Last updated: October 27, 2018

What Does Class 3 High-Visibility Apparel Mean?

Class 3 high-visibility apparel refers to apparel that falls within a category of safety clothing that provides increased visibility for the wearer in both daytime and nighttime environments. This increase in visibility is achieved through the use of background material that has bright, high-visibility coloring (e.g. fluorescent yellow, green, or orange fabric), as well as through the use of retroreflective strips. Class 3 apparel includes items such as jackets or high-visibility clothing ensembles, such as a Class 2 vest combined with Class E pants.

Apparel classified as Class 3 must meet specific design standards to provide workers with enough increased visibility to allow them to work safely on roadways.
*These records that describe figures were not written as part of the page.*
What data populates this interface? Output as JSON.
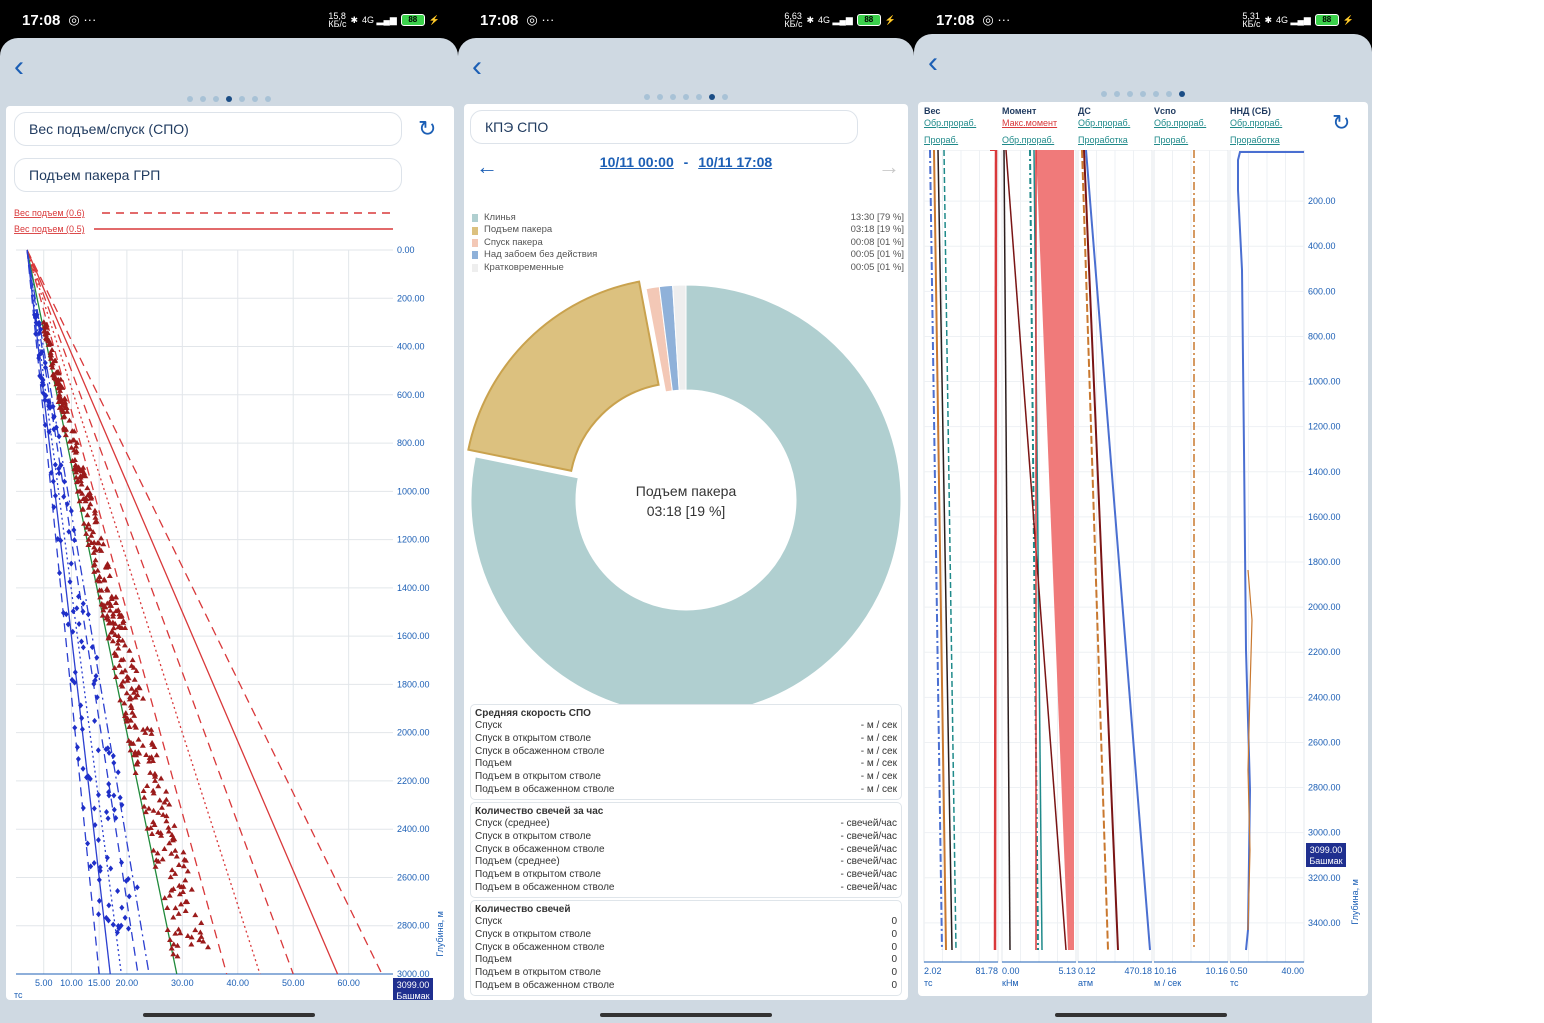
{
  "phones": [
    {
      "status": {
        "time": "17:08",
        "speed": "15,8\nКБ/с",
        "battery": "88"
      },
      "title": "Вес подъем/спуск (СПО)",
      "subtitle": "Подъем пакера ГРП",
      "legend": [
        "Вес подъем (0.6)",
        "Вес подъем (0.5)"
      ],
      "y_ticks": [
        "0.00",
        "200.00",
        "400.00",
        "600.00",
        "800.00",
        "1000.00",
        "1200.00",
        "1400.00",
        "1600.00",
        "1800.00",
        "2000.00",
        "2200.00",
        "2400.00",
        "2600.00",
        "2800.00",
        "3000.00"
      ],
      "x_ticks": [
        "5.00",
        "10.00",
        "15.00",
        "20.00",
        "30.00",
        "40.00",
        "50.00",
        "60.00"
      ],
      "x_unit": "тс",
      "y_axis_label": "Глубина, м",
      "depth_marker": "3099.00",
      "depth_marker_label": "Башмак",
      "dots_active": 3,
      "dots_total": 7
    },
    {
      "status": {
        "time": "17:08",
        "speed": "6,63\nКБ/с",
        "battery": "88"
      },
      "title": "КПЭ СПО",
      "date_from": "10/11 00:00",
      "date_sep": "-",
      "date_to": "10/11 17:08",
      "legend": [
        {
          "label": "Клинья",
          "value": "13:30 [79 %]",
          "color": "#b0cfd0"
        },
        {
          "label": "Подъем пакера",
          "value": "03:18 [19 %]",
          "color": "#dcc17f"
        },
        {
          "label": "Спуск пакера",
          "value": "00:08 [01 %]",
          "color": "#f3c8b6"
        },
        {
          "label": "Над забоем без действия",
          "value": "00:05 [01 %]",
          "color": "#8fb1d9"
        },
        {
          "label": "Кратковременные",
          "value": "00:05 [01 %]",
          "color": "#eeeeee"
        }
      ],
      "center_label": "Подъем пакера",
      "center_value": "03:18 [19 %]",
      "sections": [
        {
          "title": "Средняя скорость СПО",
          "rows": [
            [
              "Спуск",
              "- м / сек"
            ],
            [
              "Спуск в открытом стволе",
              "- м / сек"
            ],
            [
              "Спуск в обсаженном стволе",
              "- м / сек"
            ],
            [
              "Подъем",
              "- м / сек"
            ],
            [
              "Подъем в открытом стволе",
              "- м / сек"
            ],
            [
              "Подъем в обсаженном стволе",
              "- м / сек"
            ]
          ]
        },
        {
          "title": "Количество свечей за час",
          "rows": [
            [
              "Спуск (среднее)",
              "- свечей/час"
            ],
            [
              "Спуск в открытом стволе",
              "- свечей/час"
            ],
            [
              "Спуск в обсаженном стволе",
              "- свечей/час"
            ],
            [
              "Подъем (среднее)",
              "- свечей/час"
            ],
            [
              "Подъем в открытом стволе",
              "- свечей/час"
            ],
            [
              "Подъем в обсаженном стволе",
              "- свечей/час"
            ]
          ]
        },
        {
          "title": "Количество свечей",
          "rows": [
            [
              "Спуск",
              "0"
            ],
            [
              "Спуск в открытом стволе",
              "0"
            ],
            [
              "Спуск в обсаженном стволе",
              "0"
            ],
            [
              "Подъем",
              "0"
            ],
            [
              "Подъем в открытом стволе",
              "0"
            ],
            [
              "Подъем в обсаженном стволе",
              "0"
            ]
          ]
        }
      ],
      "dots_active": 5,
      "dots_total": 7
    },
    {
      "status": {
        "time": "17:08",
        "speed": "5,31\nКБ/с",
        "battery": "88"
      },
      "tracks": [
        {
          "title": "Вес",
          "sub1": "Обр.прораб.",
          "sub2": "Прораб.",
          "min": "2.02",
          "max": "81.78",
          "unit": "тс"
        },
        {
          "title": "Момент",
          "sub1": "Макс.момент",
          "sub2": "Обр.прораб.",
          "min": "0.00",
          "max": "5.13",
          "unit": "кНм"
        },
        {
          "title": "ДС",
          "sub1": "Обр.прораб.",
          "sub2": "Проработка",
          "min": "0.12",
          "max": "470.18",
          "unit": "атм"
        },
        {
          "title": "Vспо",
          "sub1": "Обр.прораб.",
          "sub2": "Прораб.",
          "min": "10.16",
          "max": "10.16",
          "unit": "м / сек"
        },
        {
          "title": "ННД (СБ)",
          "sub1": "Обр.прораб.",
          "sub2": "Проработка",
          "min": "0.50",
          "max": "40.00",
          "unit": "тс"
        }
      ],
      "y_ticks": [
        "200.00",
        "400.00",
        "600.00",
        "800.00",
        "1000.00",
        "1200.00",
        "1400.00",
        "1600.00",
        "1800.00",
        "2000.00",
        "2200.00",
        "2400.00",
        "2600.00",
        "2800.00",
        "3000.00",
        "3200.00",
        "3400.00"
      ],
      "y_axis_label": "Глубина, м",
      "depth_marker": "3099.00",
      "depth_marker_label": "Башмак",
      "dots_active": 6,
      "dots_total": 7
    }
  ],
  "chart_data": [
    {
      "type": "line",
      "title": "Вес подъем/спуск (СПО)",
      "xlabel": "тс",
      "ylabel": "Глубина, м",
      "xlim": [
        0,
        68
      ],
      "ylim": [
        3000,
        0
      ],
      "series": [
        {
          "name": "Вес подъем (0.6)",
          "style": "dashed",
          "color": "#d9383a",
          "points": [
            [
              2,
              0
            ],
            [
              66,
              3000
            ]
          ]
        },
        {
          "name": "Вес подъем (0.5)",
          "style": "solid",
          "color": "#d9383a",
          "points": [
            [
              2,
              0
            ],
            [
              58,
              3000
            ]
          ]
        }
      ],
      "unlabeled_series": [
        {
          "style": "dashed",
          "color": "#d9383a",
          "points": [
            [
              2,
              0
            ],
            [
              50,
              3000
            ]
          ]
        },
        {
          "style": "dotted",
          "color": "#d9383a",
          "points": [
            [
              2,
              0
            ],
            [
              44,
              3000
            ]
          ]
        },
        {
          "style": "dashed",
          "color": "#d9383a",
          "points": [
            [
              2,
              0
            ],
            [
              38,
              3000
            ]
          ]
        },
        {
          "style": "solid",
          "color": "#1f8a3a",
          "points": [
            [
              2,
              0
            ],
            [
              29,
              3000
            ]
          ]
        },
        {
          "style": "solid",
          "color": "#2b3fd0",
          "points": [
            [
              2,
              0
            ],
            [
              17,
              3000
            ]
          ]
        },
        {
          "style": "dashed",
          "color": "#2b3fd0",
          "points": [
            [
              2,
              0
            ],
            [
              15,
              3000
            ]
          ]
        },
        {
          "style": "dotted",
          "color": "#2b3fd0",
          "points": [
            [
              2,
              0
            ],
            [
              19,
              3000
            ]
          ]
        },
        {
          "style": "dashed",
          "color": "#2b3fd0",
          "points": [
            [
              2,
              0
            ],
            [
              22,
              3000
            ]
          ]
        },
        {
          "style": "dashdot",
          "color": "#2b3fd0",
          "points": [
            [
              2,
              0
            ],
            [
              24,
              3000
            ]
          ]
        }
      ]
    },
    {
      "type": "pie",
      "title": "КПЭ СПО",
      "categories": [
        "Клинья",
        "Подъем пакера",
        "Спуск пакера",
        "Над забоем без действия",
        "Кратковременные"
      ],
      "values": [
        79,
        19,
        1,
        1,
        1
      ],
      "colors": [
        "#b0cfd0",
        "#dcc17f",
        "#f3c8b6",
        "#8fb1d9",
        "#eeeeee"
      ]
    }
  ]
}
Workers who make use of Class 3 apparel include but are not limited to roadway construction workers and crossing guards. When used correctly, Class 3 apparel is recognized by OSHA and the Federal Highway Safety Administration (FHSA) as a way for employers and employees to meet the minimum worker visibility obligations necessary to comply with relevant safe workplace regulations.
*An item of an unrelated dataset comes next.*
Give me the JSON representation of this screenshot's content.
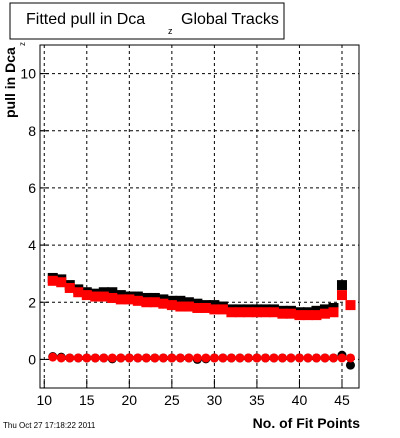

Safeopedia Explains Class 3 High-Visibility Apparel

The visibility criteria that Class 3 high-visibility apparel must meet are governed by ANSI/ISEA standard 107-2015, which describes a number of criteria for different types of high-visibility apparel. The two other primary apparel performance classes are Class 1 and Class 2. Class 3 apparel provides a higher level of visibility than Class 1 and Class 2, and it is necessary for use in roadway situations that are high-hazard or where danger is increased due to particularly low visibility (e.g. due to rainfall).

Under the ANSI/ISEA standard, Class 3 apparel may be classified as either Type R or Type P apparel. Type R apparel is suitable for workers doing routine work in roadway situations. Type P apparel is used by public safety workers such as emergency responders, firefighters, and other acute incident response personnel whose duties may make it practical for them to wear apparel that cannot fit within the Type R classification. A Class 3 rating for apparel may also be achieved by combining Class 2 apparel (e.g. a Class 2 vest) with supplemental Class E apparel (e.g. high-visibility pants).

The ANSI standard distinguishes Type R and Type P Class 3 apparel based on the amount of background material required to offset the visibility-increasing material (e.g. the reflective material). Type R apparel must have 1,240 square inches of background fabric, while Type P apparel only requires 775 square inches of background fabric.